The garden was the least of my concerns the whole month of October. Water to drink, bathe, and wash clothes with was foremost in my mind and time. Yesterday, I planted garlic. Normally planted in early October, we'll see what happens. The broccoli seems OK. Lettuce looks good. Peppers are still making peppers. Herbs took a lashing but survived.
Ironically, we have had only one rain, about 1/4 inch since the hurricane. The soil remains damp, river water levels have dropped and homes are slowly being repaired.  Our city is working on the water situation allowing schools and businesses to reopen and we are recovering our daily routines. For this, we are thankful.

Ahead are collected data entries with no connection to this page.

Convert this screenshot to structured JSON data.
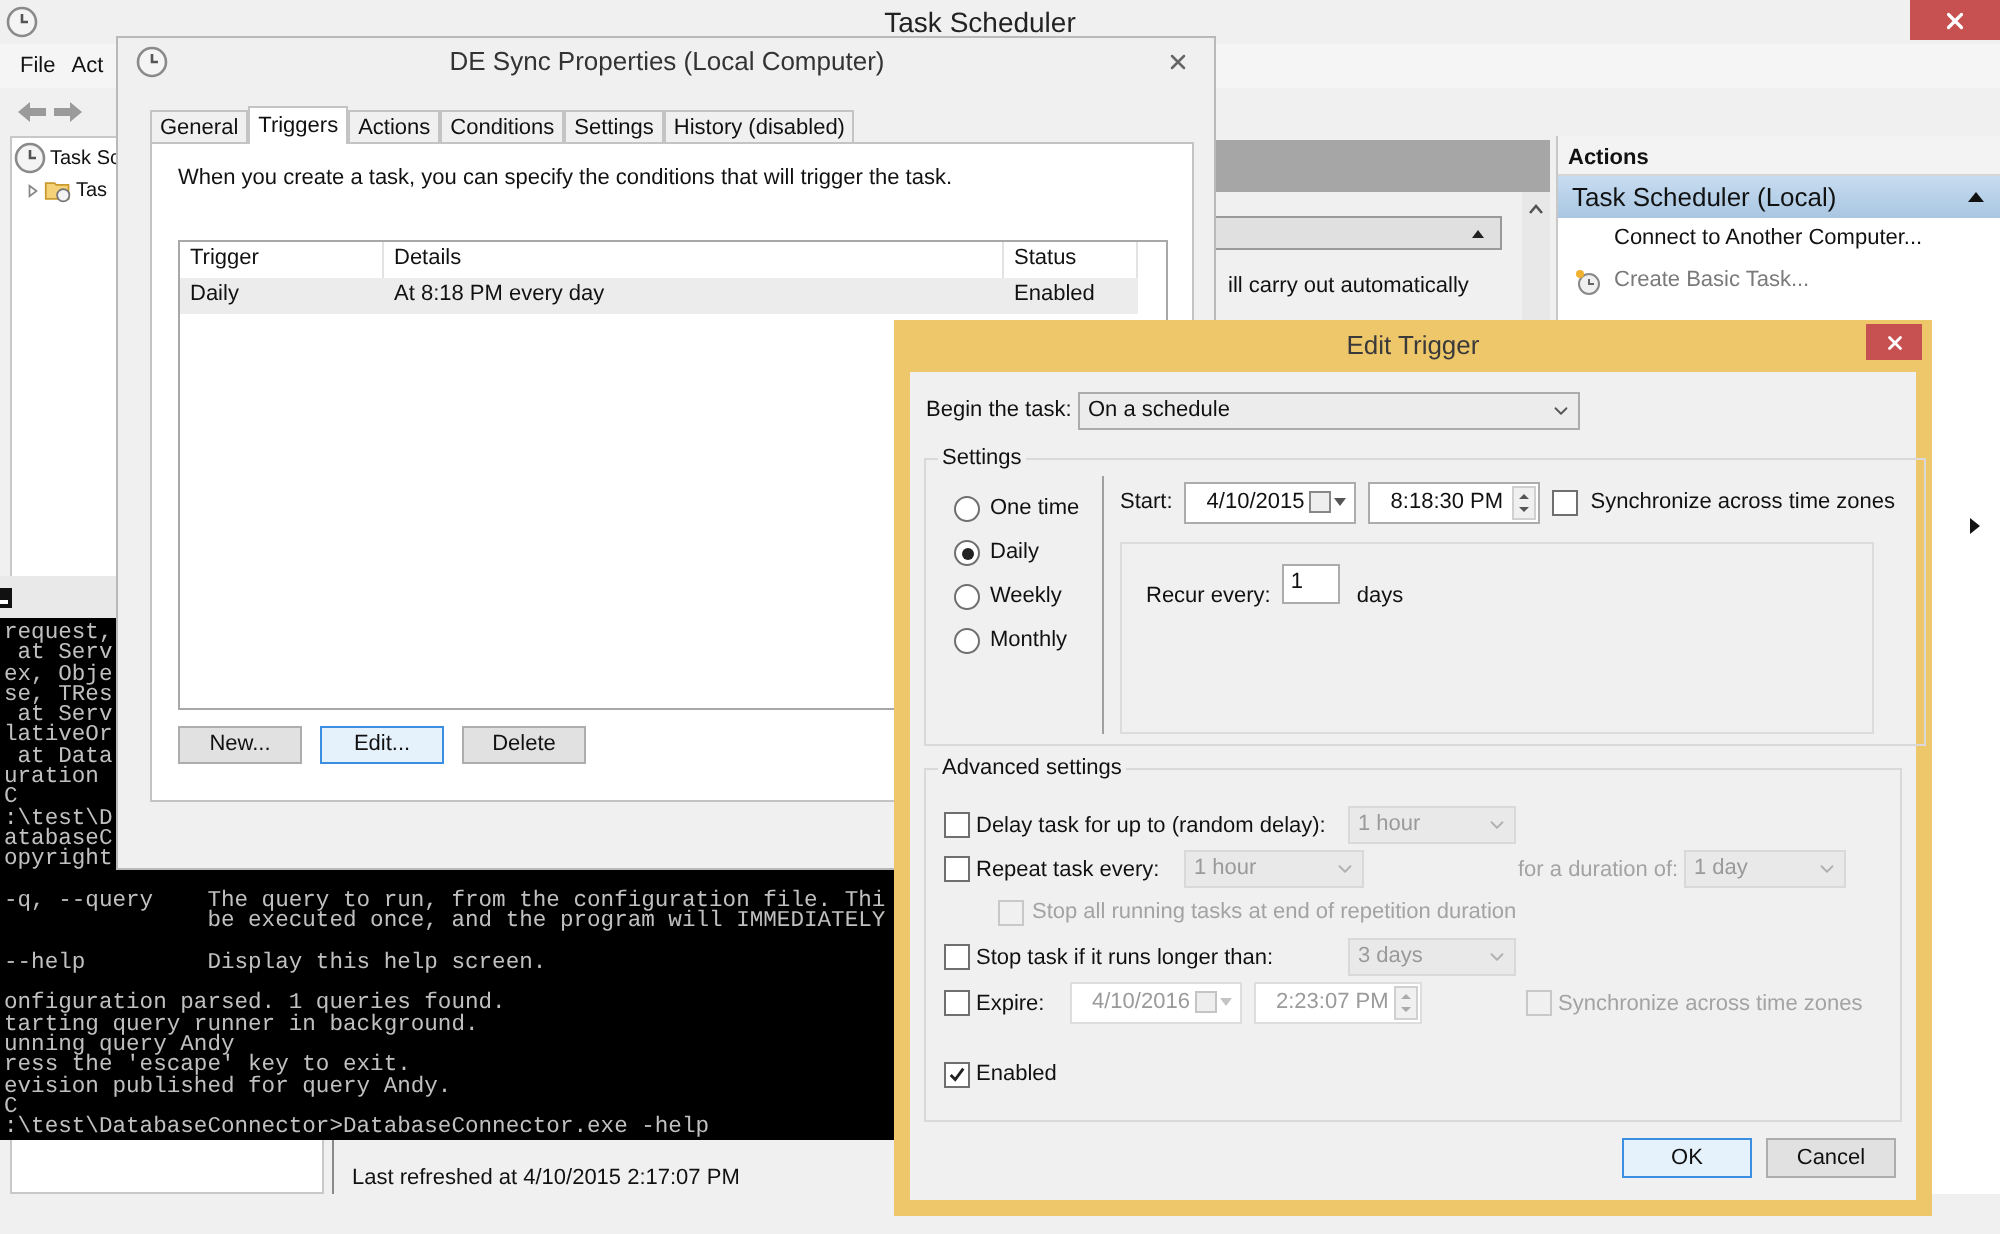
{
  "main_window": {
    "title": "Task Scheduler",
    "menu": [
      "File",
      "Act"
    ],
    "tree": [
      {
        "label": "Task Sc",
        "children": [
          {
            "label": "Tas",
            "expanded": false
          }
        ]
      }
    ],
    "center": {
      "description": "ill carry out automatically",
      "status": "Last refreshed at 4/10/2015 2:17:07 PM"
    },
    "actions_pane": {
      "title": "Actions",
      "group": "Task Scheduler (Local)",
      "items": [
        {
          "label": "Connect to Another Computer...",
          "disabled": false,
          "kind": "plain"
        },
        {
          "label": "Create Basic Task...",
          "disabled": true,
          "kind": "task"
        }
      ]
    }
  },
  "console": {
    "paragraphs": [
      [
        "request,",
        " at Serv",
        "ex, Obje",
        "se, TRes",
        " at Serv",
        "lativeOr",
        " at Data",
        "uration",
        "C",
        ":\\test\\D",
        "atabaseC",
        "opyright"
      ],
      [
        "-q, --query    The query to run, from the configuration file. Thi",
        "               be executed once, and the program will IMMEDIATELY"
      ],
      [
        "--help         Display this help screen."
      ],
      [
        "onfiguration parsed. 1 queries found.",
        "tarting query runner in background.",
        "unning query Andy",
        "ress the 'escape' key to exit.",
        "evision published for query Andy.",
        "C",
        ":\\test\\DatabaseConnector>DatabaseConnector.exe -help"
      ]
    ]
  },
  "properties_dialog": {
    "title": "DE Sync Properties (Local Computer)",
    "tabs": [
      {
        "label": "General",
        "selected": false
      },
      {
        "label": "Triggers",
        "selected": true
      },
      {
        "label": "Actions",
        "selected": false
      },
      {
        "label": "Conditions",
        "selected": false
      },
      {
        "label": "Settings",
        "selected": false
      },
      {
        "label": "History (disabled)",
        "selected": false
      }
    ],
    "intro": "When you create a task, you can specify the conditions that will trigger the task.",
    "table": {
      "columns": [
        "Trigger",
        "Details",
        "Status"
      ],
      "rows": [
        {
          "cells": [
            "Daily",
            "At 8:18 PM every day",
            "Enabled"
          ],
          "selected": true
        }
      ]
    },
    "buttons": [
      {
        "label": "New...",
        "focused": false
      },
      {
        "label": "Edit...",
        "focused": true
      },
      {
        "label": "Delete",
        "focused": false
      }
    ]
  },
  "edit_trigger": {
    "title": "Edit Trigger",
    "begin_label": "Begin the task:",
    "begin_value": "On a schedule",
    "settings_label": "Settings",
    "schedule_options": [
      {
        "label": "One time",
        "selected": false
      },
      {
        "label": "Daily",
        "selected": true
      },
      {
        "label": "Weekly",
        "selected": false
      },
      {
        "label": "Monthly",
        "selected": false
      }
    ],
    "start_label": "Start:",
    "start_date": "4/10/2015",
    "start_time": "8:18:30 PM",
    "sync": {
      "label": "Synchronize across time zones",
      "checked": false
    },
    "recur_label": "Recur every:",
    "recur_value": "1",
    "recur_unit": "days",
    "advanced_label": "Advanced settings",
    "delay": {
      "label": "Delay task for up to (random delay):",
      "checked": false,
      "value": "1 hour"
    },
    "repeat": {
      "label": "Repeat task every:",
      "checked": false,
      "value": "1 hour",
      "duration_label": "for a duration of:",
      "duration_value": "1 day"
    },
    "stop_all": {
      "label": "Stop all running tasks at end of repetition duration",
      "checked": false
    },
    "stop_long": {
      "label": "Stop task if it runs longer than:",
      "checked": false,
      "value": "3 days"
    },
    "expire": {
      "label": "Expire:",
      "checked": false,
      "date": "4/10/2016",
      "time": "2:23:07 PM",
      "sync_label": "Synchronize across time zones",
      "sync_checked": false
    },
    "enabled": {
      "label": "Enabled",
      "checked": true
    },
    "buttons": [
      {
        "label": "OK",
        "default": true
      },
      {
        "label": "Cancel",
        "default": false
      }
    ]
  }
}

Tuesday, September 27, 2016

Pre-Hurricane Pickings

I've got sunshine on a cloudy day.
It is a sad thing to get a good distance into a season and have it wracked by rain and wind but that is the nature of gardening. Times like this make me think of how close to the edge people lived before all the conveniences I enjoy. And then, there are the Haitians. People still living in our hemisphere with no cushion to protect them from one bad day.
A few days ahead of Hurricane Matthew I went out and picked lettuce, green tomatoes and all the peppers. Our in-ground beds are puddles. Today I am thankful I have raised beds though I do not have much belief that the lettuces can stand the hammering they are getting. As of this typing we have had 7" of rain and have many hours more to go. I have a few seedlings on the porch protected from the storm. And, on the sunny side and there will be a sunny side, there will still be enough warmth and sunshine to replant some things like kale, lettuce, Swiss Chard and turnips. Making plans even as we taking a lashing. Gardener, a synonym for optimist.

I Need Some Space, Man.

Fall planning and planting is in full swing here. Every day I plant, transplant or repot something. It really is the best time to garden here in Southeastern NC. Two days ago I planted a second round of mustard. This morning they are up! Here's where the space is important. Some plants require lots of space. Broccoli, kale and cabbage need space. Summer plants like tomatoes and okra do too. They get big. They require lots of water and food and produce for months. Mustard, carrots, turnips, beets and lettuce, not so much. They can be thinned, eaten as micro-greens in salads and the remaining plants left to get bigger. I broadcast turnips and mustard because when prepping for cooking, small is good. Big leaves require that the stems be removed. Whose got time for that? Mustard, too can be cut and will regrow. How cool is that?
The photos:
Broadcast mustard seeds will be thinned for salads.
Okra planted about 8" apart.

Wednesday, September 21, 2016

Hiding in Plain Sight

Disney has a color they call, Go Away Green. No kidding. Disney uses it to conceal unattractive buildings. Mother Nature invented go away green to conceal the fruit of plants and to help animals hide. Used especially with beans, peas and okra, they melt away into the mother plant. Suddenly, you are faced with six inches long (or longer) okra pods that are tough enough to use in furniture making. This fine example of   hide and seek in the garden okra is six inches long and is inedible, even in gumbo. Okra is best at three to four inches. Green beans do the same thing. But at least they can be shelled and the beans within eaten. Peas. Ew. Yuck. They become starchy. At least my neighbor’s chickens like them. Beware those go away greenies! Look at your plants from different angles and really study them when harvesting. 

Tuesday, September 6, 2016

The Gift The Keeps On

Field peas. I grew up eating them mostly at my grandmother's house. She always seemed to have a pot on the stove, day and night. Say you were hungry, her response, "Fix yourself a bowl of peas." It worked, staving off hunger for hours. I plant Celie's Peas. A gift from a neighbor who learned of my gardening adventures. Heirloom, I have saved the seeds, like her family for years now. They are amazingly generous plants. They are vining peas growing over 9 feet tall in a circle around on old wooden ladder for support they yield pods with up to fourteen peas per pod.  Reminiscing
with my Aunt Nina who died at 89 a few years back, she declared that there were winters when they might surely have starved if it had not been for field peas. Aunt Nina did not joke about hunger. She also informed me that when the hens stopped laying in the darkest days of winter, it was very hard, in the saddest voice.
When I first began gardening and it wasn't so easy, I remember thinking about my grandmother and how she and my grandfather together grew and raised almost everything they ate. If they could do it, so could I, because...well, so could I.
Today I picked a mess o' peas, have a full pot cooked in the fridge and will have some for lunch. With cornbread, there is no finer meatless meal.